Voting for me is not only exercising my democratic rights, but preventing people from eating rotten fish and grass.
As a boy I listened to my Grandfather and Grandmother, my Dad, my Mum and my Uncles discussing politics. My Grandfather kept families from starving in the 1913 waterfront strike which lasted from October 1913 to Jan 1914. Because he was a fisherman, he was able to cross the picket lines to go fishing, and then he would come back after dark with a large catch, and distribute it to the hungry families of the waterfront workers. My Dad and Uncle Bob talked about the PM in 1932, Joseph Cooates, telling the unemployed "to eat grass." Unemployed people broke shop windows in Auckland and in Dunedin, Wardell's Grocery Store had its windows broken and food looted. The unemployed got food handouts during the depression and Uncle Bob recalled queueing for half a day in the sun, to received a bag of rotten fish. He took it home and buried the fish under the apple tree which bore great fruit the following year. We had pictures of Michael Joseph Savage the first Labour PM hanging in most houses in my neighbourhood. Thet were exactly like the one below.
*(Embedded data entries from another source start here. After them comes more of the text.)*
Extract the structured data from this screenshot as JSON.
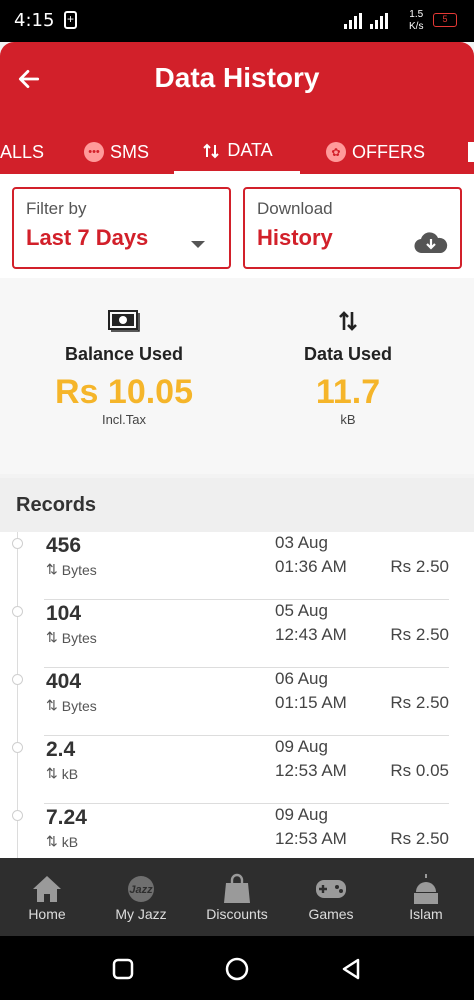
{
  "status_bar": {
    "time": "4:15",
    "network_speed": "1.5\nK/s",
    "battery": "5"
  },
  "header": {
    "title": "Data History",
    "back_icon": "back-arrow-icon"
  },
  "tabs": [
    {
      "label": "ALLS",
      "icon": ""
    },
    {
      "label": "SMS",
      "icon": "chat-bubble-icon"
    },
    {
      "label": "DATA",
      "icon": "up-down-arrows-icon",
      "active": true
    },
    {
      "label": "OFFERS",
      "icon": "offers-icon"
    }
  ],
  "filter": {
    "filter_label": "Filter by",
    "filter_value": "Last 7 Days",
    "download_label": "Download",
    "download_value": "History"
  },
  "summary": {
    "balance_label": "Balance Used",
    "balance_value": "Rs 10.05",
    "balance_sub": "Incl.Tax",
    "data_label": "Data Used",
    "data_value": "11.7",
    "data_sub": "kB"
  },
  "records": {
    "title": "Records",
    "rows": [
      {
        "amount": "456",
        "unit": "Bytes",
        "date": "03 Aug",
        "time": "01:36 AM",
        "cost": "Rs 2.50"
      },
      {
        "amount": "104",
        "unit": "Bytes",
        "date": "05 Aug",
        "time": "12:43 AM",
        "cost": "Rs 2.50"
      },
      {
        "amount": "404",
        "unit": "Bytes",
        "date": "06 Aug",
        "time": "01:15 AM",
        "cost": "Rs 2.50"
      },
      {
        "amount": "2.4",
        "unit": "kB",
        "date": "09 Aug",
        "time": "12:53 AM",
        "cost": "Rs 0.05"
      },
      {
        "amount": "7.24",
        "unit": "kB",
        "date": "09 Aug",
        "time": "12:53 AM",
        "cost": "Rs 2.50"
      }
    ]
  },
  "bottom_nav": [
    {
      "label": "Home",
      "icon": "home-icon"
    },
    {
      "label": "My Jazz",
      "icon": "jazz-logo-icon"
    },
    {
      "label": "Discounts",
      "icon": "shopping-bag-icon"
    },
    {
      "label": "Games",
      "icon": "gamepad-icon"
    },
    {
      "label": "Islam",
      "icon": "mosque-icon"
    }
  ],
  "colors": {
    "brand_red": "#d2202a",
    "accent_yellow": "#f5b52a",
    "nav_dark": "#2e2e2e"
  }
}
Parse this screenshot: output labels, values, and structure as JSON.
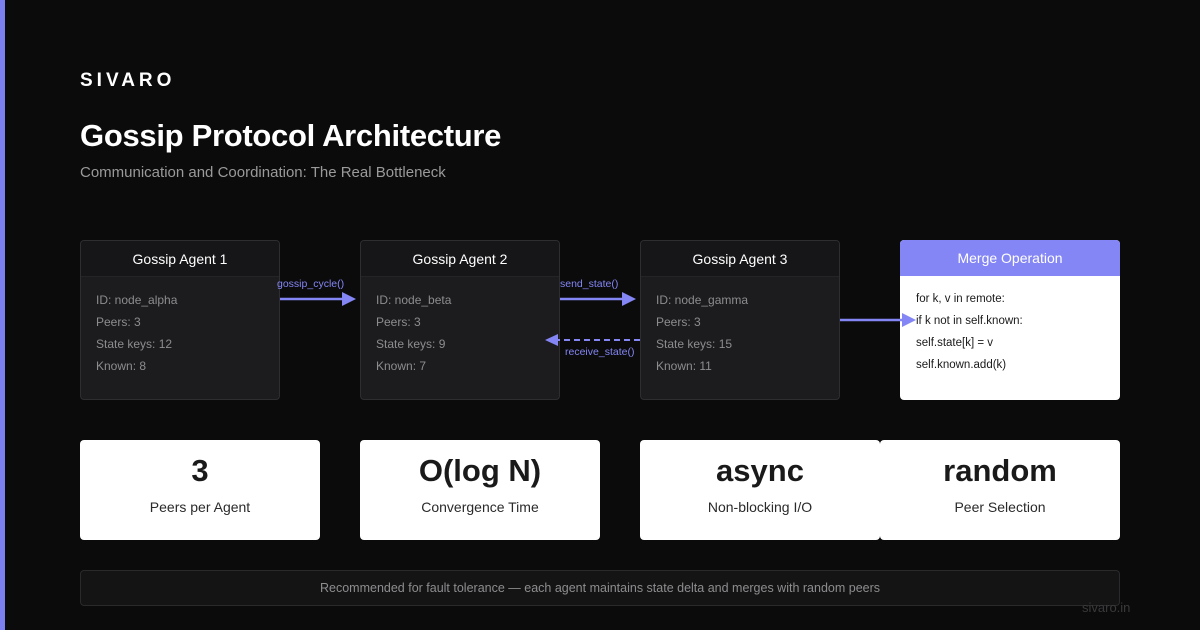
{
  "brand": "SIVARO",
  "title": "Gossip Protocol Architecture",
  "subtitle": "Communication and Coordination: The Real Bottleneck",
  "colors": {
    "accent": "#8486f5",
    "background": "#0b0b0b",
    "card": "#1c1c1e"
  },
  "agents": [
    {
      "title": "Gossip Agent 1",
      "id": "ID: node_alpha",
      "peers": "Peers: 3",
      "state_keys": "State keys: 12",
      "known": "Known: 8"
    },
    {
      "title": "Gossip Agent 2",
      "id": "ID: node_beta",
      "peers": "Peers: 3",
      "state_keys": "State keys: 9",
      "known": "Known: 7"
    },
    {
      "title": "Gossip Agent 3",
      "id": "ID: node_gamma",
      "peers": "Peers: 3",
      "state_keys": "State keys: 15",
      "known": "Known: 11"
    }
  ],
  "merge": {
    "title": "Merge Operation",
    "lines": [
      "for k, v in remote:",
      "if k not in self.known:",
      "self.state[k] = v",
      "self.known.add(k)"
    ]
  },
  "edges": {
    "gossip_cycle": "gossip_cycle()",
    "send_state": "send_state()",
    "receive_state": "receive_state()"
  },
  "stats": [
    {
      "value": "3",
      "label": "Peers per Agent"
    },
    {
      "value": "O(log N)",
      "label": "Convergence Time"
    },
    {
      "value": "async",
      "label": "Non-blocking I/O"
    },
    {
      "value": "random",
      "label": "Peer Selection"
    }
  ],
  "footer": "Recommended for fault tolerance — each agent maintains state delta and merges with random peers",
  "site": "sivaro.in"
}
The gregarious but soft-spoken Savage personified Labour’s diluted socialism, or ‘applied Christianity’. As one historian said, Savage ‘smelt of the church bazaar, not at all of the barricades.’
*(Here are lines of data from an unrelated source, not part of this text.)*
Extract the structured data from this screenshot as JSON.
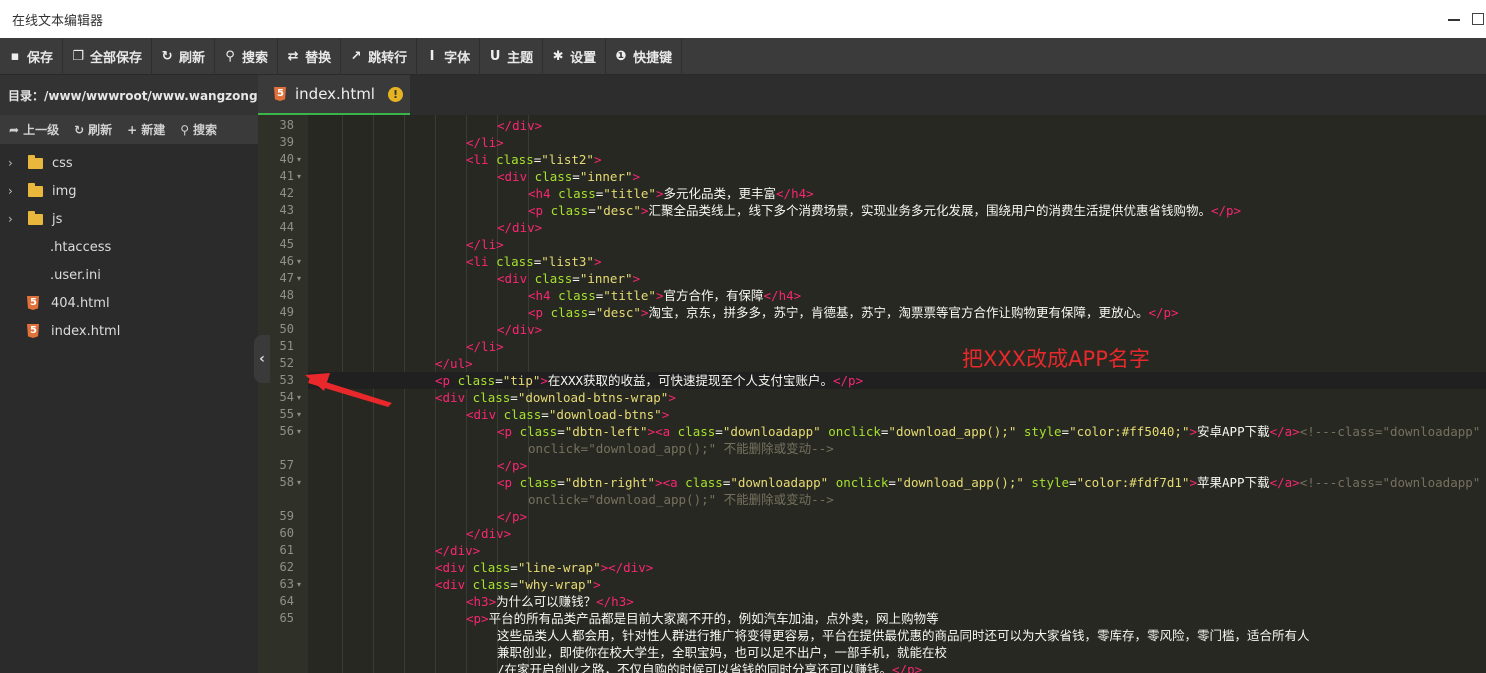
{
  "window": {
    "title": "在线文本编辑器"
  },
  "toolbar": [
    {
      "label": "保存",
      "icon": "save-icon"
    },
    {
      "label": "全部保存",
      "icon": "save-all-icon"
    },
    {
      "label": "刷新",
      "icon": "refresh-icon"
    },
    {
      "label": "搜索",
      "icon": "search-icon"
    },
    {
      "label": "替换",
      "icon": "replace-icon"
    },
    {
      "label": "跳转行",
      "icon": "goto-line-icon"
    },
    {
      "label": "字体",
      "icon": "font-icon"
    },
    {
      "label": "主题",
      "icon": "theme-icon"
    },
    {
      "label": "设置",
      "icon": "gear-icon"
    },
    {
      "label": "快捷键",
      "icon": "info-icon"
    }
  ],
  "sidebar": {
    "directory": "目录：/www/wwwroot/www.wangzong...",
    "tools": [
      {
        "label": "上一级",
        "icon": "share-icon"
      },
      {
        "label": "刷新",
        "icon": "refresh-icon"
      },
      {
        "label": "新建",
        "icon": "plus-icon"
      },
      {
        "label": "搜索",
        "icon": "search-icon"
      }
    ],
    "items": [
      {
        "name": "css",
        "type": "folder"
      },
      {
        "name": "img",
        "type": "folder"
      },
      {
        "name": "js",
        "type": "folder"
      },
      {
        "name": ".htaccess",
        "type": "file"
      },
      {
        "name": ".user.ini",
        "type": "file"
      },
      {
        "name": "404.html",
        "type": "html"
      },
      {
        "name": "index.html",
        "type": "html"
      }
    ]
  },
  "tab": {
    "label": "index.html",
    "modified_mark": "!"
  },
  "annotation": "把XXX改成APP名字",
  "colors": {
    "tag": "#f92672",
    "attr": "#a6e22e",
    "string": "#e6db74",
    "comment": "#75715e",
    "annotation": "#e8282b",
    "active_tab": "#39b54a"
  },
  "editor": {
    "lines": [
      {
        "n": "38",
        "fold": false,
        "indent": 6,
        "parts": [
          [
            "t",
            "</"
          ],
          [
            "t",
            "div"
          ],
          [
            "t",
            ">"
          ]
        ]
      },
      {
        "n": "39",
        "fold": false,
        "indent": 5,
        "parts": [
          [
            "t",
            "</"
          ],
          [
            "t",
            "li"
          ],
          [
            "t",
            ">"
          ]
        ]
      },
      {
        "n": "40",
        "fold": true,
        "indent": 5,
        "parts": [
          [
            "t",
            "<li "
          ],
          [
            "a",
            "class"
          ],
          [
            "p",
            "="
          ],
          [
            "s",
            "\"list2\""
          ],
          [
            "t",
            ">"
          ]
        ]
      },
      {
        "n": "41",
        "fold": true,
        "indent": 6,
        "parts": [
          [
            "t",
            "<div "
          ],
          [
            "a",
            "class"
          ],
          [
            "p",
            "="
          ],
          [
            "s",
            "\"inner\""
          ],
          [
            "t",
            ">"
          ]
        ]
      },
      {
        "n": "42",
        "fold": false,
        "indent": 7,
        "parts": [
          [
            "t",
            "<h4 "
          ],
          [
            "a",
            "class"
          ],
          [
            "p",
            "="
          ],
          [
            "s",
            "\"title\""
          ],
          [
            "t",
            ">"
          ],
          [
            "p",
            "多元化品类，更丰富"
          ],
          [
            "t",
            "</h4>"
          ]
        ]
      },
      {
        "n": "43",
        "fold": false,
        "indent": 7,
        "parts": [
          [
            "t",
            "<p "
          ],
          [
            "a",
            "class"
          ],
          [
            "p",
            "="
          ],
          [
            "s",
            "\"desc\""
          ],
          [
            "t",
            ">"
          ],
          [
            "p",
            "汇聚全品类线上，线下多个消费场景，实现业务多元化发展，围绕用户的消费生活提供优惠省钱购物。"
          ],
          [
            "t",
            "</p>"
          ]
        ]
      },
      {
        "n": "44",
        "fold": false,
        "indent": 6,
        "parts": [
          [
            "t",
            "</div>"
          ]
        ]
      },
      {
        "n": "45",
        "fold": false,
        "indent": 5,
        "parts": [
          [
            "t",
            "</li>"
          ]
        ]
      },
      {
        "n": "46",
        "fold": true,
        "indent": 5,
        "parts": [
          [
            "t",
            "<li "
          ],
          [
            "a",
            "class"
          ],
          [
            "p",
            "="
          ],
          [
            "s",
            "\"list3\""
          ],
          [
            "t",
            ">"
          ]
        ]
      },
      {
        "n": "47",
        "fold": true,
        "indent": 6,
        "parts": [
          [
            "t",
            "<div "
          ],
          [
            "a",
            "class"
          ],
          [
            "p",
            "="
          ],
          [
            "s",
            "\"inner\""
          ],
          [
            "t",
            ">"
          ]
        ]
      },
      {
        "n": "48",
        "fold": false,
        "indent": 7,
        "parts": [
          [
            "t",
            "<h4 "
          ],
          [
            "a",
            "class"
          ],
          [
            "p",
            "="
          ],
          [
            "s",
            "\"title\""
          ],
          [
            "t",
            ">"
          ],
          [
            "p",
            "官方合作，有保障"
          ],
          [
            "t",
            "</h4>"
          ]
        ]
      },
      {
        "n": "49",
        "fold": false,
        "indent": 7,
        "parts": [
          [
            "t",
            "<p "
          ],
          [
            "a",
            "class"
          ],
          [
            "p",
            "="
          ],
          [
            "s",
            "\"desc\""
          ],
          [
            "t",
            ">"
          ],
          [
            "p",
            "淘宝，京东，拼多多，苏宁，肯德基，苏宁，淘票票等官方合作让购物更有保障，更放心。"
          ],
          [
            "t",
            "</p>"
          ]
        ]
      },
      {
        "n": "50",
        "fold": false,
        "indent": 6,
        "parts": [
          [
            "t",
            "</div>"
          ]
        ]
      },
      {
        "n": "51",
        "fold": false,
        "indent": 5,
        "parts": [
          [
            "t",
            "</li>"
          ]
        ]
      },
      {
        "n": "52",
        "fold": false,
        "indent": 4,
        "parts": [
          [
            "t",
            "</ul>"
          ]
        ]
      },
      {
        "n": "53",
        "fold": false,
        "indent": 4,
        "current": true,
        "parts": [
          [
            "t",
            "<p "
          ],
          [
            "a",
            "class"
          ],
          [
            "p",
            "="
          ],
          [
            "s",
            "\"tip\""
          ],
          [
            "t",
            ">"
          ],
          [
            "p",
            "在XXX获取的收益，可快速提现至个人支付宝账户。"
          ],
          [
            "t",
            "</p>"
          ]
        ]
      },
      {
        "n": "54",
        "fold": true,
        "indent": 4,
        "parts": [
          [
            "t",
            "<div "
          ],
          [
            "a",
            "class"
          ],
          [
            "p",
            "="
          ],
          [
            "s",
            "\"download-btns-wrap\""
          ],
          [
            "t",
            ">"
          ]
        ]
      },
      {
        "n": "55",
        "fold": true,
        "indent": 5,
        "parts": [
          [
            "t",
            "<div "
          ],
          [
            "a",
            "class"
          ],
          [
            "p",
            "="
          ],
          [
            "s",
            "\"download-btns\""
          ],
          [
            "t",
            ">"
          ]
        ]
      },
      {
        "n": "56",
        "fold": true,
        "indent": 6,
        "parts": [
          [
            "t",
            "<p "
          ],
          [
            "a",
            "class"
          ],
          [
            "p",
            "="
          ],
          [
            "s",
            "\"dbtn-left\""
          ],
          [
            "t",
            "><a "
          ],
          [
            "a",
            "class"
          ],
          [
            "p",
            "="
          ],
          [
            "s",
            "\"downloadapp\""
          ],
          [
            "p",
            " "
          ],
          [
            "a",
            "onclick"
          ],
          [
            "p",
            "="
          ],
          [
            "s",
            "\"download_app();\""
          ],
          [
            "p",
            " "
          ],
          [
            "a",
            "style"
          ],
          [
            "p",
            "="
          ],
          [
            "s",
            "\"color:#ff5040;\""
          ],
          [
            "t",
            ">"
          ],
          [
            "p",
            "安卓APP下载"
          ],
          [
            "t",
            "</a>"
          ],
          [
            "c",
            "<!---class=\"downloadapp\""
          ]
        ]
      },
      {
        "n": "",
        "fold": false,
        "indent": 7,
        "parts": [
          [
            "c",
            "onclick=\"download_app();\" 不能删除或变动-->"
          ]
        ]
      },
      {
        "n": "57",
        "fold": false,
        "indent": 6,
        "parts": [
          [
            "t",
            "</p>"
          ]
        ]
      },
      {
        "n": "58",
        "fold": true,
        "indent": 6,
        "parts": [
          [
            "t",
            "<p "
          ],
          [
            "a",
            "class"
          ],
          [
            "p",
            "="
          ],
          [
            "s",
            "\"dbtn-right\""
          ],
          [
            "t",
            "><a "
          ],
          [
            "a",
            "class"
          ],
          [
            "p",
            "="
          ],
          [
            "s",
            "\"downloadapp\""
          ],
          [
            "p",
            " "
          ],
          [
            "a",
            "onclick"
          ],
          [
            "p",
            "="
          ],
          [
            "s",
            "\"download_app();\""
          ],
          [
            "p",
            " "
          ],
          [
            "a",
            "style"
          ],
          [
            "p",
            "="
          ],
          [
            "s",
            "\"color:#fdf7d1\""
          ],
          [
            "t",
            ">"
          ],
          [
            "p",
            "苹果APP下载"
          ],
          [
            "t",
            "</a>"
          ],
          [
            "c",
            "<!---class=\"downloadapp\""
          ]
        ]
      },
      {
        "n": "",
        "fold": false,
        "indent": 7,
        "parts": [
          [
            "c",
            "onclick=\"download_app();\" 不能删除或变动-->"
          ]
        ]
      },
      {
        "n": "59",
        "fold": false,
        "indent": 6,
        "parts": [
          [
            "t",
            "</p>"
          ]
        ]
      },
      {
        "n": "60",
        "fold": false,
        "indent": 5,
        "parts": [
          [
            "t",
            "</div>"
          ]
        ]
      },
      {
        "n": "61",
        "fold": false,
        "indent": 4,
        "parts": [
          [
            "t",
            "</div>"
          ]
        ]
      },
      {
        "n": "62",
        "fold": false,
        "indent": 4,
        "parts": [
          [
            "t",
            "<div "
          ],
          [
            "a",
            "class"
          ],
          [
            "p",
            "="
          ],
          [
            "s",
            "\"line-wrap\""
          ],
          [
            "t",
            "></div>"
          ]
        ]
      },
      {
        "n": "63",
        "fold": true,
        "indent": 4,
        "parts": [
          [
            "t",
            "<div "
          ],
          [
            "a",
            "class"
          ],
          [
            "p",
            "="
          ],
          [
            "s",
            "\"why-wrap\""
          ],
          [
            "t",
            ">"
          ]
        ]
      },
      {
        "n": "64",
        "fold": false,
        "indent": 5,
        "parts": [
          [
            "t",
            "<h3>"
          ],
          [
            "p",
            "为什么可以赚钱？"
          ],
          [
            "t",
            "</h3>"
          ]
        ]
      },
      {
        "n": "65",
        "fold": false,
        "indent": 5,
        "parts": [
          [
            "t",
            "<p>"
          ],
          [
            "p",
            "平台的所有品类产品都是目前大家离不开的，例如汽车加油，点外卖，网上购物等"
          ]
        ]
      },
      {
        "n": "",
        "fold": false,
        "indent": 6,
        "parts": [
          [
            "p",
            "这些品类人人都会用，针对性人群进行推广将变得更容易，平台在提供最优惠的商品同时还可以为大家省钱，零库存，零风险，零门槛，适合所有人"
          ]
        ]
      },
      {
        "n": "",
        "fold": false,
        "indent": 6,
        "parts": [
          [
            "p",
            "兼职创业，即使你在校大学生，全职宝妈，也可以足不出户，一部手机，就能在校"
          ]
        ]
      },
      {
        "n": "",
        "fold": false,
        "indent": 6,
        "parts": [
          [
            "p",
            "/在家开启创业之路，不仅自购的时候可以省钱的同时分享还可以赚钱。"
          ],
          [
            "t",
            "</p>"
          ]
        ]
      }
    ]
  }
}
The gregarious but soft-spoken Savage personified Labour’s diluted socialism, or ‘applied Christianity’. As one historian said, Savage ‘smelt of the church bazaar, not at all of the barricades.’
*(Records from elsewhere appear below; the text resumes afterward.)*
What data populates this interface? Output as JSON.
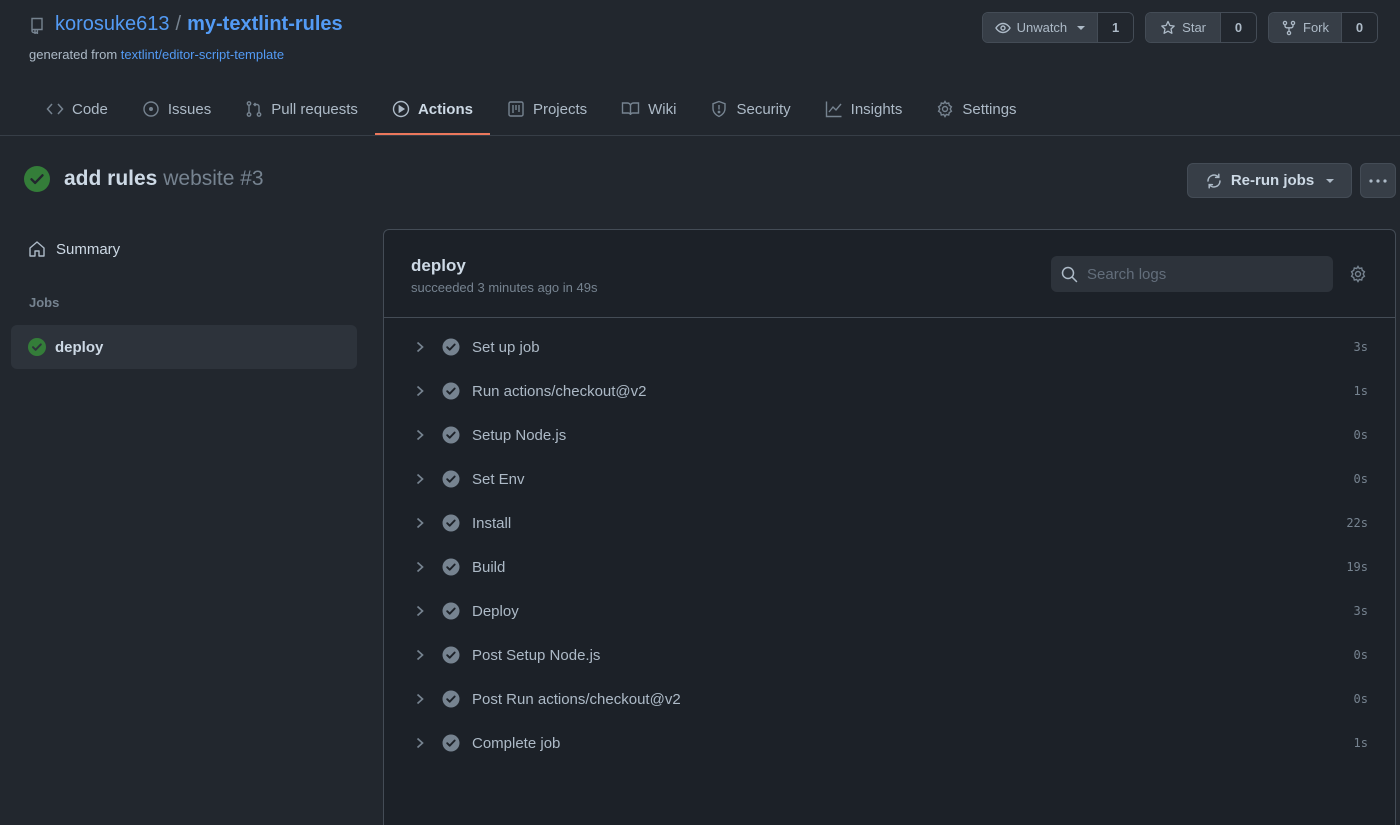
{
  "repo": {
    "owner": "korosuke613",
    "separator": "/",
    "name": "my-textlint-rules",
    "generated_prefix": "generated from",
    "template": "textlint/editor-script-template"
  },
  "repo_actions": {
    "watch_label": "Unwatch",
    "watch_count": "1",
    "star_label": "Star",
    "star_count": "0",
    "fork_label": "Fork",
    "fork_count": "0"
  },
  "tabs": [
    {
      "label": "Code",
      "icon": "code-icon"
    },
    {
      "label": "Issues",
      "icon": "issue-icon"
    },
    {
      "label": "Pull requests",
      "icon": "pull-request-icon"
    },
    {
      "label": "Actions",
      "icon": "play-icon",
      "active": true
    },
    {
      "label": "Projects",
      "icon": "project-icon"
    },
    {
      "label": "Wiki",
      "icon": "book-icon"
    },
    {
      "label": "Security",
      "icon": "shield-icon"
    },
    {
      "label": "Insights",
      "icon": "graph-icon"
    },
    {
      "label": "Settings",
      "icon": "gear-icon"
    }
  ],
  "run": {
    "title": "add rules",
    "workflow_and_number": "website #3",
    "status": "success",
    "rerun_label": "Re-run jobs"
  },
  "sidebar": {
    "summary_label": "Summary",
    "jobs_label": "Jobs",
    "jobs": [
      {
        "name": "deploy",
        "status": "success"
      }
    ]
  },
  "job": {
    "name": "deploy",
    "meta": "succeeded 3 minutes ago in 49s",
    "search_placeholder": "Search logs",
    "steps": [
      {
        "name": "Set up job",
        "time": "3s"
      },
      {
        "name": "Run actions/checkout@v2",
        "time": "1s"
      },
      {
        "name": "Setup Node.js",
        "time": "0s"
      },
      {
        "name": "Set Env",
        "time": "0s"
      },
      {
        "name": "Install",
        "time": "22s"
      },
      {
        "name": "Build",
        "time": "19s"
      },
      {
        "name": "Deploy",
        "time": "3s"
      },
      {
        "name": "Post Setup Node.js",
        "time": "0s"
      },
      {
        "name": "Post Run actions/checkout@v2",
        "time": "0s"
      },
      {
        "name": "Complete job",
        "time": "1s"
      }
    ]
  },
  "colors": {
    "background": "#22272e",
    "link": "#539bf5",
    "success": "#347d39",
    "active_tab_underline": "#ec775c",
    "step_check": "#768390"
  }
}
Labour won the 1935 election convincingly. Helped by a recovering economy, it unleashed a slew of popular reforms. Three years later it won again, backed by voter support for its plans for a comprehensive social welfare system. Micky as we called him, brought in the unemployement benefit, a pension for all retirees and affordable housing for everyone.
I was brought up on these stories so when I had my first vote in 1969, I was a 21 year old working in Antarctica. In 1972 I voted in Aorakai Mount Cook, 1975 Geneva, 1978 during a Marxist revolution in Ethiopia, 1981 in India, 84,87,90 in NZ, 1993 in Afghanistan, 1996 in Kazakhstan, 1999 in Bangladesh, 2002 and2005 in India, 2008 in Indoneasia, 2011 in Sri Lanka and 2014 in the Philippines. I have risked life and limb to vote and I think democarcy is worth taking a risk for, as who want to eat grass or rotten fish?